Attachment Anxiety captures how much you worry about rejection or abandonment in close relationships. Your answers place you in the lower range, where you tend to feel secure about closeness and rarely fear abandonment.
Your responses put Attachment Avoidance toward the higher end. This trait reflects how uncomfortable you are with closeness and dependence; at this standing, you tend to keep emotional distance and to value self-reliance in relationships.
What this means
Within this profile, your relative high point is Attachment Avoidance (how uncomfortable you are with closeness and dependence) (mean response 6.00 per item) and your relative low point is Attachment Anxiety (how much you worry about rejection or abandonment in close relationships) (mean response 2.00 per item). This measure has no published norms, so these are within-person standings — not population comparisons or clinical diagnoses.
About This Measure
The 12-item Experiences in Close Relationships – Short Form (Wei et al., 2007) measures two core dimensions of adult attachment in romantic relationships: Attachment Anxiety (concern about abandonment and partner availability) and Attachment Avoidance (discomfort with closeness and emotional dependence). Scores place you in a two-dimensional space whose quadrants correspond to the Secure, Anxious-Preoccupied, Dismissive-Avoidant, and Fearful-Avoidant prototypes.

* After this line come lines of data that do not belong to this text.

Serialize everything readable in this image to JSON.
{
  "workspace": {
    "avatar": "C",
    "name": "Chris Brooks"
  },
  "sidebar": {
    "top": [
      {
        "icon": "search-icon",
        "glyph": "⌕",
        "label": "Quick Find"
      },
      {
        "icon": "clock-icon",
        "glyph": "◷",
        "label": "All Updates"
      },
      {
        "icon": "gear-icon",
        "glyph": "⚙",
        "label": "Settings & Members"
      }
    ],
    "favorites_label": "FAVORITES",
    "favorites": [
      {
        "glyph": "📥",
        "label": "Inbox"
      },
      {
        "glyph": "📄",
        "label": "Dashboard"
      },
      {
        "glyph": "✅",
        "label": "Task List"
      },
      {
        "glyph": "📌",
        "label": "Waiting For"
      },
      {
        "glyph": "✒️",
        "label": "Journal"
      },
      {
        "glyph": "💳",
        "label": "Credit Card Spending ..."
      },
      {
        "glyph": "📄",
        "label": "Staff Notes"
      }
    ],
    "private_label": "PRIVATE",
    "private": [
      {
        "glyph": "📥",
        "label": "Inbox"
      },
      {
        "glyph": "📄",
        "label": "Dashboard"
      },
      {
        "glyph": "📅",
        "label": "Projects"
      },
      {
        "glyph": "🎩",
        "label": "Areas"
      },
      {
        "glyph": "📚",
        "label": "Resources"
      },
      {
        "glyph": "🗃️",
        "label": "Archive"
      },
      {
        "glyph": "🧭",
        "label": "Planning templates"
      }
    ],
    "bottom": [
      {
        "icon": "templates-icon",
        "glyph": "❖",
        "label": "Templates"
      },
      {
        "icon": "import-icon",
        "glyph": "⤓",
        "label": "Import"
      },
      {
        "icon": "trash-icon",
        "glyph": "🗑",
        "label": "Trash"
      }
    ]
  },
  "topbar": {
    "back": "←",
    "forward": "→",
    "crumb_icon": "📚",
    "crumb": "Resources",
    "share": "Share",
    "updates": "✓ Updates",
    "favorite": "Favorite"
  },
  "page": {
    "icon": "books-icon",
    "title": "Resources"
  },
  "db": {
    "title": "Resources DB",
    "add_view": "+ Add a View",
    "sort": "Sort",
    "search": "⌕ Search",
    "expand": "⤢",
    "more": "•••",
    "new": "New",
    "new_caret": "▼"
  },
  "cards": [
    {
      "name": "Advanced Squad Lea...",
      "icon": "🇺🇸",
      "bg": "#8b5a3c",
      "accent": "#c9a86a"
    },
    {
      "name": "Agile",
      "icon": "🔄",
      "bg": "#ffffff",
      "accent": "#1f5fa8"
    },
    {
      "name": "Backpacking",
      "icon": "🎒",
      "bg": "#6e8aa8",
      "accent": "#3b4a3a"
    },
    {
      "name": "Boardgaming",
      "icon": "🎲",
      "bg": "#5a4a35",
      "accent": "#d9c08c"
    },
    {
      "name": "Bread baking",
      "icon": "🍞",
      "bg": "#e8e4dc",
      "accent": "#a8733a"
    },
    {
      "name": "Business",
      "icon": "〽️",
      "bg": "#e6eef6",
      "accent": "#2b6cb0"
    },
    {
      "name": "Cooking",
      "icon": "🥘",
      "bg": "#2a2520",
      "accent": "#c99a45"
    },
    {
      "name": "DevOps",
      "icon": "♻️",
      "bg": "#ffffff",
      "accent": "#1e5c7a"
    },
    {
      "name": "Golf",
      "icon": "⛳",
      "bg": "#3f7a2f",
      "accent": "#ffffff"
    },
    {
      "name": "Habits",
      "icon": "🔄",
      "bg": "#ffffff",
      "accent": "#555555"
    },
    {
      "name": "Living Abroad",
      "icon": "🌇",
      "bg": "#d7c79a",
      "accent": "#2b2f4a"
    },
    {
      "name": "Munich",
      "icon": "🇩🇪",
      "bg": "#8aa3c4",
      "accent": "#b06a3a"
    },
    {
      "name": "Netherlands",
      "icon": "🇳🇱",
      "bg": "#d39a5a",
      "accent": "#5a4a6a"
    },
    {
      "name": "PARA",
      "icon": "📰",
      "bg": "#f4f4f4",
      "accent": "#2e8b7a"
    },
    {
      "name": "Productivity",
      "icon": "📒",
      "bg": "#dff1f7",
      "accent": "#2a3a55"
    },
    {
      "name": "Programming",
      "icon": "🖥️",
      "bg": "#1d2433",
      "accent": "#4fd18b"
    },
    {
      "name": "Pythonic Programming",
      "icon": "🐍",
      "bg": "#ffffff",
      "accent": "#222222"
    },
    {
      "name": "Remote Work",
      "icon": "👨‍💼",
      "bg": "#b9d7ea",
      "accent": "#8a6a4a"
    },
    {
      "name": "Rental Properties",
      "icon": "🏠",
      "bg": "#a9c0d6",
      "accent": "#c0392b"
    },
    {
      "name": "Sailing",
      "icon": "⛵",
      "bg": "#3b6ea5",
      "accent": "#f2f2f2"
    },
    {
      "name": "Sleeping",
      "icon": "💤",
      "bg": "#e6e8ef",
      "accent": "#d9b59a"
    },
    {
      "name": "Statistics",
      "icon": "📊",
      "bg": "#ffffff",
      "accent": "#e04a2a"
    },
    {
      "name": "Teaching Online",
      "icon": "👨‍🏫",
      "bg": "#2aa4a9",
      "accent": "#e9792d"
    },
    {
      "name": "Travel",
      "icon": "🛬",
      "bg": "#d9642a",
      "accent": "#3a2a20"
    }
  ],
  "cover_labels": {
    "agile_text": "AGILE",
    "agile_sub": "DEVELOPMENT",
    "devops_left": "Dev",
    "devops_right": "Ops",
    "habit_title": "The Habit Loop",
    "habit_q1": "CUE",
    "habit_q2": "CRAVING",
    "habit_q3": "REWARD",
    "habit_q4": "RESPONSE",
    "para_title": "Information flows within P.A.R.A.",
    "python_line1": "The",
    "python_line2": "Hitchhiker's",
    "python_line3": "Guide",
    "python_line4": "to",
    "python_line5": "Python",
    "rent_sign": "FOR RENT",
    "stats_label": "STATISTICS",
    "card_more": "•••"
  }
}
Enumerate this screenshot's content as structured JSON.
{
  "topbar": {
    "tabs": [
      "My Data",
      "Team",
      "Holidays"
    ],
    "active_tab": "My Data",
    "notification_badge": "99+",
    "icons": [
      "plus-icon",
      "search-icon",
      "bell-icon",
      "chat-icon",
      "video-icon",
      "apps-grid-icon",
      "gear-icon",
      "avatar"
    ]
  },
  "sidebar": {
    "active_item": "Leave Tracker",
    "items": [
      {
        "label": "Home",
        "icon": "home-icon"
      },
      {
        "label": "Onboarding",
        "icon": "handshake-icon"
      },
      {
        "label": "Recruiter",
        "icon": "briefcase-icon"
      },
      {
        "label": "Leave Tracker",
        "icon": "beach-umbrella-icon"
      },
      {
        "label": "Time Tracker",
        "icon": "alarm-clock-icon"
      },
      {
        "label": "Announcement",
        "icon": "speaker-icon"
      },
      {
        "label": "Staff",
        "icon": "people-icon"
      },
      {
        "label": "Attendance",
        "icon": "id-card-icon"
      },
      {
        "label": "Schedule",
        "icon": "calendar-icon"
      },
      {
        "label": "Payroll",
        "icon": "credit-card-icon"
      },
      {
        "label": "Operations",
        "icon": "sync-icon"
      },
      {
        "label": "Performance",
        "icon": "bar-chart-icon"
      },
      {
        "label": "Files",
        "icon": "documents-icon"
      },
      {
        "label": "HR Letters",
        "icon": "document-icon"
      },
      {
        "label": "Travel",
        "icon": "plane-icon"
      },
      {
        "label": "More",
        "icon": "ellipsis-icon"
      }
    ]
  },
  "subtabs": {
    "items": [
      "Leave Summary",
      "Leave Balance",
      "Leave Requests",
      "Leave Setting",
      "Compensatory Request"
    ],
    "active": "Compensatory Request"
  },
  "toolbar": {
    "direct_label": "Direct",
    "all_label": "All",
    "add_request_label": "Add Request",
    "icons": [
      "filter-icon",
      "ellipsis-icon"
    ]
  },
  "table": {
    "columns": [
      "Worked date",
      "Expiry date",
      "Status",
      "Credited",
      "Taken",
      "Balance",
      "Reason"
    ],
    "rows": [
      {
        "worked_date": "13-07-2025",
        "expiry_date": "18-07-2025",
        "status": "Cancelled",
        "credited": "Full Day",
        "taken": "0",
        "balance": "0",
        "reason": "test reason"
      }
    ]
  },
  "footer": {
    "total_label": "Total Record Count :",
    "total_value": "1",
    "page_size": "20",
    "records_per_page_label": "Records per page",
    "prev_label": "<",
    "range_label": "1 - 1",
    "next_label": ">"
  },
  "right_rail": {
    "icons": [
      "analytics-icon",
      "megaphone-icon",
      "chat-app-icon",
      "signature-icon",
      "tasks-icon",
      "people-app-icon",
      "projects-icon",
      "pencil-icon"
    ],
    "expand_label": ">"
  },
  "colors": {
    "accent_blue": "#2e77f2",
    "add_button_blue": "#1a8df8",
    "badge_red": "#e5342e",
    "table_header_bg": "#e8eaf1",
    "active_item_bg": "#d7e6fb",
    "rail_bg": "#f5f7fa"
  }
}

Source & attribution: Wei, M., Russell, D. W., Mallinckrodt, B., & Vogel, D. L. (2007). The Experiences in Close Relationship Scale (ECR)-Short Form: Reliability, validity, and factor structure. Journal of Personality Assessment, 88(2), 187-204. Items drawn from Brennan, Clark & Shaver (1998).
This summary reflects your own answers on standardized questionnaires. It is a self-reflection tool, not a diagnosis or a substitute for care from a licensed professional. If anything here concerns you, consider sharing it with a clinician who can see the fuller picture.